Pensa? Não me parece, Meritíssimo. Ser estuprada pelo avô não é também violência moral? Um delegado (o avô é delegado aposentado hoje) com 40 anos de experiência, subjugar e violar o corpo da neta de 36 quilos é o quê? Dê um nome para isso, Meritíssimo, por gentileza. Como devemos nos opor “inequivocadamente” a um estupro? Pedir para que o agressor pare um instante e assine em três vias carbonadas a confissão do crime? Uma vítima não tem direito de ficar paralisada de terror? Uma neta sendo estuprada pelo avô não tem o direito de ficar paralisada de terror?

Há dois meses, a advogada de LAMM foi ao lançamento do meu romance “Eu me possuo” (sobre superação de um estupro) e, alguns dias depois, a própria LAMM pediu um autógrafo no livro (ela estava de passagem por São Paulo). Sugeri que nos encontrássemos para eu dar o autógrafo pessoalmente. Encontrei LAMM (que hoje tem 18 anos), sua mãe e sua advogada. Conversamos por quatro horas. Foi um encontro muito tocante!  LAMM não fala sobre o ato em si, é por demais constrangedor, mas fala muito de como se sentiu depois: ela conta seu drama e chora, conta e chora. Continuo conversando com LAMM até hoje e posso dizer que essa jovem está emocionalmente em carne viva não só pelo crime que seu avô cometeu contra ela, mas pelo segundo crime também, que é a impunidade e a decisão abjeta do juiz.

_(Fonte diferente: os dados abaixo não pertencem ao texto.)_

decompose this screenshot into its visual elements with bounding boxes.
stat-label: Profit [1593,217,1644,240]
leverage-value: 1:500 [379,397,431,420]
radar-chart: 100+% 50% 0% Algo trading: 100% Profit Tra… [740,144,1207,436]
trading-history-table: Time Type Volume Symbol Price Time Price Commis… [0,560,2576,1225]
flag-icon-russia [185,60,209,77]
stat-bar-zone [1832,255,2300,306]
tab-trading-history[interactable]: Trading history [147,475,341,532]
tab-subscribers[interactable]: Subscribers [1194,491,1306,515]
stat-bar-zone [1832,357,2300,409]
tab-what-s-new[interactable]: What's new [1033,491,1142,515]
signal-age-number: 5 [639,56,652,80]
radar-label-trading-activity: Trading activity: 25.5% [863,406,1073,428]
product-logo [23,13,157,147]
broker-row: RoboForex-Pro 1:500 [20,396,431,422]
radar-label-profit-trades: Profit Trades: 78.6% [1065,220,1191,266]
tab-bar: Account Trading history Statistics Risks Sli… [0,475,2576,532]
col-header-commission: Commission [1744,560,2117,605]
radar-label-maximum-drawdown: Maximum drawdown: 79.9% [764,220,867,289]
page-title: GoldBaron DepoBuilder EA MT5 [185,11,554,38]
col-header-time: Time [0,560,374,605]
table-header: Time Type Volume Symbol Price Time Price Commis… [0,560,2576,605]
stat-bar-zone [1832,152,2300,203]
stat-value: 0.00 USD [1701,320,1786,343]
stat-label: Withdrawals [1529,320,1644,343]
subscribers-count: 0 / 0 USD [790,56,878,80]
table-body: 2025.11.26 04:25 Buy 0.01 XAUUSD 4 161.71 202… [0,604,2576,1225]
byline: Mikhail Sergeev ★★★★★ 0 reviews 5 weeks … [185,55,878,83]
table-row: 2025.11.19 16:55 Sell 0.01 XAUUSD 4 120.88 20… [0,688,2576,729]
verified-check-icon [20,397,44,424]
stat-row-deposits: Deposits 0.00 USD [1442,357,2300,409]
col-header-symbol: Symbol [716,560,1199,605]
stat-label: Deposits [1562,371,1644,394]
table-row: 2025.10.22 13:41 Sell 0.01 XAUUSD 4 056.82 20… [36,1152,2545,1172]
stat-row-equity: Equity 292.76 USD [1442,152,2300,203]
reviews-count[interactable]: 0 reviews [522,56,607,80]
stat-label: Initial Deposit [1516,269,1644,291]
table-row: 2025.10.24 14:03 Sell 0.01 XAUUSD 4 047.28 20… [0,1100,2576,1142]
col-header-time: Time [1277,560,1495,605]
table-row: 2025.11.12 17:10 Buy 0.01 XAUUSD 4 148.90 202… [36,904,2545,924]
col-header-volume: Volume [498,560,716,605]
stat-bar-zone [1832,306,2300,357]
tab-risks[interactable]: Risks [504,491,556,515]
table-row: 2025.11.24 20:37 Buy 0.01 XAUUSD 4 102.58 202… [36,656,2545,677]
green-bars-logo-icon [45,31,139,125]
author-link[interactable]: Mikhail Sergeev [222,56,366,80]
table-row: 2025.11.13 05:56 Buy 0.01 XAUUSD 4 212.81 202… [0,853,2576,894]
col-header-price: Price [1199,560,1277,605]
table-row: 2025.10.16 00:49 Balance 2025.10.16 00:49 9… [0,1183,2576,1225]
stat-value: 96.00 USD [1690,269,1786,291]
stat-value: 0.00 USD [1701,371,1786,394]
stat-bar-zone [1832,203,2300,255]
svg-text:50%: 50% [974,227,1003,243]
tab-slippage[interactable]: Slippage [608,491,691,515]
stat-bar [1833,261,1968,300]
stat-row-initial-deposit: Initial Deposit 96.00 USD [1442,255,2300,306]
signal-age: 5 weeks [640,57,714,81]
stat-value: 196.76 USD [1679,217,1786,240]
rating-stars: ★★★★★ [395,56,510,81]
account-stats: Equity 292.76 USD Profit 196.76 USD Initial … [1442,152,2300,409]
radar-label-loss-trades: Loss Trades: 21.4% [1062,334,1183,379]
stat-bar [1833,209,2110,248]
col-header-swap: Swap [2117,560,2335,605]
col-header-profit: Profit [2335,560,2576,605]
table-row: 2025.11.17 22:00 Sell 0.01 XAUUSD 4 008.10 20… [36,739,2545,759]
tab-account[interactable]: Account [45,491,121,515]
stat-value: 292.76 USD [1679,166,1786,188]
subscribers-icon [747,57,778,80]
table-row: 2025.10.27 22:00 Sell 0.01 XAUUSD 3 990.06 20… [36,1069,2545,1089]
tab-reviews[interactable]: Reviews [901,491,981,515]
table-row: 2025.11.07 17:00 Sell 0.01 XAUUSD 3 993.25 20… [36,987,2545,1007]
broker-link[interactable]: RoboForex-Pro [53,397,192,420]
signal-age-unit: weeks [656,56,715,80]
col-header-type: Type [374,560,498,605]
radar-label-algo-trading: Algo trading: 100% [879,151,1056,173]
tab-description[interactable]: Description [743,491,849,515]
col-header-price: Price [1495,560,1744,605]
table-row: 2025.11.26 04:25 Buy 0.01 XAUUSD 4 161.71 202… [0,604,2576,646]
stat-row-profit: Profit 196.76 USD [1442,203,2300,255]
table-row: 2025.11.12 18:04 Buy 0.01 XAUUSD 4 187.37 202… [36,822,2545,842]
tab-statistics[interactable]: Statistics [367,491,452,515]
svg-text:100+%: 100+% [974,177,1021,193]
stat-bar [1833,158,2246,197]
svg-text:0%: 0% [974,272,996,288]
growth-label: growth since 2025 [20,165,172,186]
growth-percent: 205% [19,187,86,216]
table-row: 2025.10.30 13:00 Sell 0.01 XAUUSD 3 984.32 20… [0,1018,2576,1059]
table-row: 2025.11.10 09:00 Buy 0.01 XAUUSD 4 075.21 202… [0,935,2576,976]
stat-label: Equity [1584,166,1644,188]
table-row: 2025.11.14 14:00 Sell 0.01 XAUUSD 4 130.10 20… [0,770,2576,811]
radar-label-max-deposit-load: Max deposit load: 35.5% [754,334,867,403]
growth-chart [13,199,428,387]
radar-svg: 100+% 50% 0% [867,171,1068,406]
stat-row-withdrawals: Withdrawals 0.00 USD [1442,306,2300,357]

O caso foi descoberto porque a mãe da LAMM flagrou a filha tentando se matar com a arma do padrasto (que é guarda florestal) e então a pressionou para saber o que estava acontecendo. A mãe, Virna Heloísa Dias, é uma mulher muito forte (o estuprador da menina, o avô, é pai dela), amorosa, protetora e naturalmente está revoltada e devastada de dor. Eu, como mãe, me coloquei em seu lugar. Nossos corações se unem e sangram!

LAMM tentou se matar outras vezes e passou muito tempo se cortando (automutilação). Agora ela transformou sua dor em vontade de viver e lutar por justiça, afinal se passaram dois anos e o avô está livre. LAMM quer também que a luta dela sirva pra ajudar outras meninas a não ficarem caladas e saberem que não estão sozinhas.

Como ajudar?

LAMM criou a hashtag #TodasPorLAMM e uma página no Facebook: Todas Por LAMM cujo objetivo é reverter a sentença legal e prender o criminoso Moacir Rodrigues de Mendonça.

Podemos curtir a página, compartilhar o caso e usar, em nossos comentários nas redes sociais, a hashtag #TodasPorLAMM (vale dizer que os homens também são bem-vindos a essa luta).

Desde que nos encontramos, sigo sempre conversando com LAMM. Sei que sua recuperação está no início – e essa recuperação passa, forçosamente, por algo chamado JUSTIÇA.

Nossa ajuda é pequena, mas terá um impacto imenso na vida dela e de outras vítimas de estupro e pedofilia!